Le Castellet (Francia),

José B. PINO

La jornada de pruebas de Renault F1 en el circuito Paul Ricard se presentaba interesante. El día era primaveral y nada hacía presagiar la tormenta que llegaría por la tarde, justo al iniciar el tercer giro con el monstruo de 780 caballos. Para probar el imponente monoplaza se utilizó el trazado corto del circuito Paul Ricard, que tiene 3.847 metros. En total, once curvas, dos de ellas lentas y el resto, de tipo medio o rápido.

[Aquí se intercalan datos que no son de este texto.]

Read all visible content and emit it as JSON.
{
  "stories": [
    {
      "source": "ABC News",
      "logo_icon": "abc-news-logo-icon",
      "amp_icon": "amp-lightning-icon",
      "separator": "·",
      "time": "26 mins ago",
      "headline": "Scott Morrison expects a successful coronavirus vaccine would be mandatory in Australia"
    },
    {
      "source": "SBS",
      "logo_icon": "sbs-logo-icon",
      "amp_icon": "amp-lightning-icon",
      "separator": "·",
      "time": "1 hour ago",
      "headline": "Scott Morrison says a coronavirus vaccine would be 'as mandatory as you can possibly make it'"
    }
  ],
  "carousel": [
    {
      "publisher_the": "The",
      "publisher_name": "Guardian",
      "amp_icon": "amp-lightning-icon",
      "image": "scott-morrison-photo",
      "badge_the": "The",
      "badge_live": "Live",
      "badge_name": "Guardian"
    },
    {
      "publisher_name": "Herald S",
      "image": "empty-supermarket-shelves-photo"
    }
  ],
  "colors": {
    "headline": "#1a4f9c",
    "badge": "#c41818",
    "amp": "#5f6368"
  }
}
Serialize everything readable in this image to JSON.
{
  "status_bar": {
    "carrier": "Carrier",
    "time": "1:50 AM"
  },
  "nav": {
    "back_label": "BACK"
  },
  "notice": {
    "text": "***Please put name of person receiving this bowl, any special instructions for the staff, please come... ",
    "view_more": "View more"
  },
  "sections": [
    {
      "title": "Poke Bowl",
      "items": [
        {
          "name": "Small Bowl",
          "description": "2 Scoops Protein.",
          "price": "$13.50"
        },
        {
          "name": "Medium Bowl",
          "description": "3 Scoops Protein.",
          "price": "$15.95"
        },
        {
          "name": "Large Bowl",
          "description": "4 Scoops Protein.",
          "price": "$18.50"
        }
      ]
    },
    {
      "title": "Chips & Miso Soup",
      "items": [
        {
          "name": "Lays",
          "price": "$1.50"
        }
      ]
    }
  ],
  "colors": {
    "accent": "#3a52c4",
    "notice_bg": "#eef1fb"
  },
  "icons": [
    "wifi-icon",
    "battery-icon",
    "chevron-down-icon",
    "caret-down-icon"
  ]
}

Tras un minucioso y efectivo proceso de aprendizaje que incluyó, además de la formación teórica, más de una decena de vueltas con el Fórmula Renault de casi 200 caballos, pasamos a instalarnos en el interior del F1.

Si de por sí todo es complicado y diferente en este particular mundo, intentar subirse a uno de estos coches aún lo es más. Sin ayudas externas, sería casi imposible. Vestido de Alonso, mono ignífugo, casco y botines, te diriges al monoplaza. Introducirse en el cockpit, sentarse en el baquet, meter las piernas por el túnel de seguridad que existe bajo el volante, es una maniobra propia de contorsionistas. Más todavía en un coche diseñado para la altura y el peso concreto de un piloto. Meter los pies y las piernas bajo el volante da respeto, sensación de agobio, de ir comprimido, pero a la vez seguridad, en una célula que protege al límite. El paso siguiente, una vez tirado casi a la larga, es atarte los seis puntos del cinturón (arnés) de seguridad, maniobra en la que colaboran dos personas, mientras una tercera coloca el volante. Estás dentro.

Queda el espacio justo para mover un poco los brazos y manejar pulsadores, rotores y manetas de cambio y embrague con los dedos. Aquello no da para más. Tras el curso acelerado de formación al que fui sometido horas antes, ya sabía algunas cosas. Arrancarán el motor con ayuda exterior.